As EEOC regional attorney John Hendrickson declared, “Generally in law firms and other professional service firms—whether you’re talking about medical doctors or architects or social workers—the idea that an individual has a title such as ‘partner’ is not dispositive of whether the employment discrimination law [will] apply. What is really going to count is whether they in fact look like employers or employees.”

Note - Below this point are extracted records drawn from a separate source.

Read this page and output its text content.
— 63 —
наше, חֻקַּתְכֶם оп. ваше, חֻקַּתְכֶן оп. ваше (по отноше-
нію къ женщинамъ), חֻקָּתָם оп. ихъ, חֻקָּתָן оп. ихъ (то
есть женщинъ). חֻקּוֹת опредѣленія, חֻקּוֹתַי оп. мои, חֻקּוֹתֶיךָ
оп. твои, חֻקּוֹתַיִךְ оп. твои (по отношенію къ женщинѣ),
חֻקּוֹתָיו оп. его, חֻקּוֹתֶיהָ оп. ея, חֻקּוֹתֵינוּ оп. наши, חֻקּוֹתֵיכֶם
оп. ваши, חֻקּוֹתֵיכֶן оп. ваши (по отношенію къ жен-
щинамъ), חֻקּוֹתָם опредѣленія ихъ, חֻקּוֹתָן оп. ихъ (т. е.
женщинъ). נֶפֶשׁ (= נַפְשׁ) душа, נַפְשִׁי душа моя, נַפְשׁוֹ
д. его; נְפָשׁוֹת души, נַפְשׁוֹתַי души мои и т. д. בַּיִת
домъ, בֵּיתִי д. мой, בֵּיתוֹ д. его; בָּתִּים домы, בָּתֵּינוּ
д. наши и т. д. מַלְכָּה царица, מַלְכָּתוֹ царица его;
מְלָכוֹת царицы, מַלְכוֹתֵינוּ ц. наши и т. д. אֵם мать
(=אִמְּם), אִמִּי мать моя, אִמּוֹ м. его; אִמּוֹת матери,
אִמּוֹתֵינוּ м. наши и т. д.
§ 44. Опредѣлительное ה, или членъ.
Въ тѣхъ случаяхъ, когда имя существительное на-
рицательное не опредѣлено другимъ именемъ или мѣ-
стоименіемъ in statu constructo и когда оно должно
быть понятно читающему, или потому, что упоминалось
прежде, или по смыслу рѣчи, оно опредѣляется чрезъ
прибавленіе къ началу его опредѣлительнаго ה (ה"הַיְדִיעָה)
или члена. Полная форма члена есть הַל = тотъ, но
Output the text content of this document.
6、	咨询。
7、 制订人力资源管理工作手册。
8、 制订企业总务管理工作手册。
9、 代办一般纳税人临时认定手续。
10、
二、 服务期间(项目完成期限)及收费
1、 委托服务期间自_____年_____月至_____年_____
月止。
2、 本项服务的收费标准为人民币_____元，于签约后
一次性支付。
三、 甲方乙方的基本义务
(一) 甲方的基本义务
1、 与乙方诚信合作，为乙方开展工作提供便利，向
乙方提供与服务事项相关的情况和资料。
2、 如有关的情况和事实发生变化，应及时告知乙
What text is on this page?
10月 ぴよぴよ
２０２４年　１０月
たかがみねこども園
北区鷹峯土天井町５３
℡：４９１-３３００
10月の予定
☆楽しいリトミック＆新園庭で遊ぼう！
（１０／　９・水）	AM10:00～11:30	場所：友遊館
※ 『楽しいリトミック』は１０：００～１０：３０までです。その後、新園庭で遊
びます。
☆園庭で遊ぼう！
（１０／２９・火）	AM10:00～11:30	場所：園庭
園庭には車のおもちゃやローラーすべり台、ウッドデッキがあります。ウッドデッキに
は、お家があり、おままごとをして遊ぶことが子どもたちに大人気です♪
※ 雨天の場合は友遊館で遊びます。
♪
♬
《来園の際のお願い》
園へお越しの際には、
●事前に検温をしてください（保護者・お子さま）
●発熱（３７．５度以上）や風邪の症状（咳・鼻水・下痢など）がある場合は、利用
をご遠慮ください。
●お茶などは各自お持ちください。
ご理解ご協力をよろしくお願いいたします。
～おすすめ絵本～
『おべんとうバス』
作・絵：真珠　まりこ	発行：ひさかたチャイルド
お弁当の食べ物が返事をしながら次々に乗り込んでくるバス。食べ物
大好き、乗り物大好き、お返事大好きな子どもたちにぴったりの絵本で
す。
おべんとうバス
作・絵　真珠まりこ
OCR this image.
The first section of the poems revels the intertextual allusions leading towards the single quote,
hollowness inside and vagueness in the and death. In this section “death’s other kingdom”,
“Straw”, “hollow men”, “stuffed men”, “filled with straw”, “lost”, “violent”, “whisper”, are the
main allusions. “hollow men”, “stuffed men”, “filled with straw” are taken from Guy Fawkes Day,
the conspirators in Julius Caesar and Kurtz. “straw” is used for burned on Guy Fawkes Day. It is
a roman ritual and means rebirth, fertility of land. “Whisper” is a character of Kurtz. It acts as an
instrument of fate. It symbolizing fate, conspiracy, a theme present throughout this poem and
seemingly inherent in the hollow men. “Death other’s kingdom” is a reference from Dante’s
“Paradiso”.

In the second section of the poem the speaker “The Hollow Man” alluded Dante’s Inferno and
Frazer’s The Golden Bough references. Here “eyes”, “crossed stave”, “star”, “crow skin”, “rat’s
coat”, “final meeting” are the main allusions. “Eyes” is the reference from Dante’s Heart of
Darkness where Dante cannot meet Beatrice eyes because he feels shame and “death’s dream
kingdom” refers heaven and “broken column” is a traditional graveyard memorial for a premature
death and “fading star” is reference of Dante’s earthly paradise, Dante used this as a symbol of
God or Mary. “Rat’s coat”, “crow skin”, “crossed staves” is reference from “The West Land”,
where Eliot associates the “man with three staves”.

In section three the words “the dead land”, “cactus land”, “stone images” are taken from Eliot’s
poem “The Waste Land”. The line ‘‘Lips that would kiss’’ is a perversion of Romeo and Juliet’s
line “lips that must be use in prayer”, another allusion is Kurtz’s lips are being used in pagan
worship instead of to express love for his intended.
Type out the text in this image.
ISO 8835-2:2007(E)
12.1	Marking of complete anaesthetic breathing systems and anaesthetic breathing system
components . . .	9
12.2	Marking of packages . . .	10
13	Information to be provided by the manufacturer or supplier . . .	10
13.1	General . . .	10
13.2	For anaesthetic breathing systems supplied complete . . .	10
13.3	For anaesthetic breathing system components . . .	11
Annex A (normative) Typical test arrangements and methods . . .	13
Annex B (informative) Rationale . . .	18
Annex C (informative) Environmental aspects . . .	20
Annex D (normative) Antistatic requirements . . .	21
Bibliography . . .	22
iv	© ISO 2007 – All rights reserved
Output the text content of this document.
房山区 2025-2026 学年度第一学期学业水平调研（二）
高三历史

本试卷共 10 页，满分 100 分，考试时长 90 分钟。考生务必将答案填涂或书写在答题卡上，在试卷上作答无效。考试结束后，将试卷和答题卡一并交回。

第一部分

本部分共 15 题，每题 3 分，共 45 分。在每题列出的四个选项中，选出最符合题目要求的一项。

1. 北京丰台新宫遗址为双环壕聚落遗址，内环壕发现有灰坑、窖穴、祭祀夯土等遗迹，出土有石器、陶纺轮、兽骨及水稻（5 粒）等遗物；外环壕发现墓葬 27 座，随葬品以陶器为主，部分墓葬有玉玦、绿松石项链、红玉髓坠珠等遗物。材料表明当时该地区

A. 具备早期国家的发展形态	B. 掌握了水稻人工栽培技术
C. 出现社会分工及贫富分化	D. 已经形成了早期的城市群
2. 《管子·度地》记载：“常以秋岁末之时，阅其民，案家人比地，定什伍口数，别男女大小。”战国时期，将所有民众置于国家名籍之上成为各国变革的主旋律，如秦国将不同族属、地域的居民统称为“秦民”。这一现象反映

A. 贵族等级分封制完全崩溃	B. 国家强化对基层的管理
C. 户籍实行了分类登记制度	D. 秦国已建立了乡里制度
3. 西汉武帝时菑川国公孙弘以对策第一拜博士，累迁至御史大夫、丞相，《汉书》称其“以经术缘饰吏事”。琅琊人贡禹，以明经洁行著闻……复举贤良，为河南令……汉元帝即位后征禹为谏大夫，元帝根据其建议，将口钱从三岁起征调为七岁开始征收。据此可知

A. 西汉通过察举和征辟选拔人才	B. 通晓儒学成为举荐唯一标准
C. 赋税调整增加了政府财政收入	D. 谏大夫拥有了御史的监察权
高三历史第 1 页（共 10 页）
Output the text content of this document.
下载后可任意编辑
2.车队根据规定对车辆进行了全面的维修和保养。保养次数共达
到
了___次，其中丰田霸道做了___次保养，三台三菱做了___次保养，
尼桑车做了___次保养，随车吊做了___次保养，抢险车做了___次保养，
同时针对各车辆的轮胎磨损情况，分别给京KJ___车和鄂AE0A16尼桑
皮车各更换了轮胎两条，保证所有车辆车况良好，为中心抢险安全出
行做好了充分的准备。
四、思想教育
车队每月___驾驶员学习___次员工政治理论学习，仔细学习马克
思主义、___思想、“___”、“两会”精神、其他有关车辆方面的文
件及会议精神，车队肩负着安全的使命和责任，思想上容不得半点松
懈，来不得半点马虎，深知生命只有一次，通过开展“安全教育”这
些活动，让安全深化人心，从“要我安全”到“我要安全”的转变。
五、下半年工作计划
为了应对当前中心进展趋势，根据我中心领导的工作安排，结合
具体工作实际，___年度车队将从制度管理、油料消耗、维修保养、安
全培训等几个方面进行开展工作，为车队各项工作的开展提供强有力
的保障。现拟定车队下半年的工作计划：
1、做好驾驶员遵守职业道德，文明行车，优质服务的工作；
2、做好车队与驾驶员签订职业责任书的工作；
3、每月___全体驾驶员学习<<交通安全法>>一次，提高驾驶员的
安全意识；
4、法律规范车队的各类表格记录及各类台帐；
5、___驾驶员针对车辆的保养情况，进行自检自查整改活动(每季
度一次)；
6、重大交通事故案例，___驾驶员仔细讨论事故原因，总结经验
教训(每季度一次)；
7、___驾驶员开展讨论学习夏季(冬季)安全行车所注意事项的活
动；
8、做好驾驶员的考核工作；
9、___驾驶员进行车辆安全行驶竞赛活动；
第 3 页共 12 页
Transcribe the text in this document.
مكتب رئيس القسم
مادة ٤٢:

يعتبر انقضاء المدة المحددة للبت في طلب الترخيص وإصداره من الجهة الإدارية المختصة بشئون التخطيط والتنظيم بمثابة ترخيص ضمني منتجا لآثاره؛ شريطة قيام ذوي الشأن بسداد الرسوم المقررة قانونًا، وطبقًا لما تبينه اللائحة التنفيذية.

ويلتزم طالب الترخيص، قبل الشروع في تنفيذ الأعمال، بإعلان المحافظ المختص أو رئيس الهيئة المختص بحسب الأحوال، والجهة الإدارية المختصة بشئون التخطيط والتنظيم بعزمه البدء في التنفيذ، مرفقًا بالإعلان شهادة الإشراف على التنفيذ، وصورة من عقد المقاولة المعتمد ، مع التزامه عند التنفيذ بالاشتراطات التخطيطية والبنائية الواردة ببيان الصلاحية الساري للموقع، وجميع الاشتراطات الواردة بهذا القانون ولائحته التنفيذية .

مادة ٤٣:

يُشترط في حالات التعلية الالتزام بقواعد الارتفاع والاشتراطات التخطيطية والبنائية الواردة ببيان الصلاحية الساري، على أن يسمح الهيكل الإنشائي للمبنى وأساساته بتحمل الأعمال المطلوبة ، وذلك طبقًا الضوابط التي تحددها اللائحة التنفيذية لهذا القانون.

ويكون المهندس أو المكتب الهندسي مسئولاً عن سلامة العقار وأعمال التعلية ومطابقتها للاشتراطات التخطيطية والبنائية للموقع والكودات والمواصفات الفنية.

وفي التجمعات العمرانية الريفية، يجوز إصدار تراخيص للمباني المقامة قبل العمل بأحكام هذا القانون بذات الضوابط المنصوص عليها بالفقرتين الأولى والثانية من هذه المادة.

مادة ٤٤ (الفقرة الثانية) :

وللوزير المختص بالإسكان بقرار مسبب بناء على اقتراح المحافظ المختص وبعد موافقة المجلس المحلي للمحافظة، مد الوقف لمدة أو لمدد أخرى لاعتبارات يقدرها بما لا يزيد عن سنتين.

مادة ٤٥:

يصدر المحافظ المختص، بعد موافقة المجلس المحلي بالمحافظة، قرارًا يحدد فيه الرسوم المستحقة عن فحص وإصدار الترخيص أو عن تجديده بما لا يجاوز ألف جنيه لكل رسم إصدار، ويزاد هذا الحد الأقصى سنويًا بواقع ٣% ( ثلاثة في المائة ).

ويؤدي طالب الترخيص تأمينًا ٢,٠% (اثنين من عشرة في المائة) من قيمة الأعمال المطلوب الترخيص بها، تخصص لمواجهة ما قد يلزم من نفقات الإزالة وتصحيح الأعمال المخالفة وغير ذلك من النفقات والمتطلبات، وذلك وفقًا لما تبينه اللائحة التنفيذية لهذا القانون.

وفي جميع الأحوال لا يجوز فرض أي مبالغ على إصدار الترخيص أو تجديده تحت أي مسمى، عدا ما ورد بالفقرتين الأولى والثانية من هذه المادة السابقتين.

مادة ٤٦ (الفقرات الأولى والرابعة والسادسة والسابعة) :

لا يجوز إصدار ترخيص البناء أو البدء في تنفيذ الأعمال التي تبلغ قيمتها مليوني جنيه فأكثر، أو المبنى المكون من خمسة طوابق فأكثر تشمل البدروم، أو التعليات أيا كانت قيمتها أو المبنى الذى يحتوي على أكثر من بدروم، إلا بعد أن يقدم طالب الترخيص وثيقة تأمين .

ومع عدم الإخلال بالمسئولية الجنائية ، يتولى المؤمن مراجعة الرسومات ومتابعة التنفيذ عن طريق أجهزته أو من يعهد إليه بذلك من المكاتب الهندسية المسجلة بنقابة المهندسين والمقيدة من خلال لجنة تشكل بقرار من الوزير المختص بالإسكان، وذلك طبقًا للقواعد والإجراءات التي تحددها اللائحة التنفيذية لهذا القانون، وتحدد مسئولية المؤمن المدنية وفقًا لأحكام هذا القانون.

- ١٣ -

It is important to note, however, that because Judge Posner’s 2002 decision and the Sidley lawsuit involved large firms with centralized governance structures, the partner-employee issue does not appear to extend to firms and corporations with general partnership arrangements. Contrary to the centralized models, decision making and governance within general partnerships and like structures are typically shared amongst the partners; therefore, partners are more likely to be considered employers, and thus, not covered by the ADEA.
Bottom Line for Employers
The Sidley settlement should encourage all professional firms calling themselves a partnership to re-examine their management structures and retirement policies. This includes not only law firms, but also accounting, consulting, and all firms with centralized governing structures. Although a centralized governance model will likely continue in many large firms, it is recommended that employers impart more fluidity into the decision-making process. More importantly, it is recommended that organizations consider abandoning age-based mandatory retirement policies in favor of more flexible, performance-based models. Review of a partner’s book of business and/or how she or he manages clients, for example, rather than strict age criteria, may result in more effective retirement policies and productive, harmonious workplaces.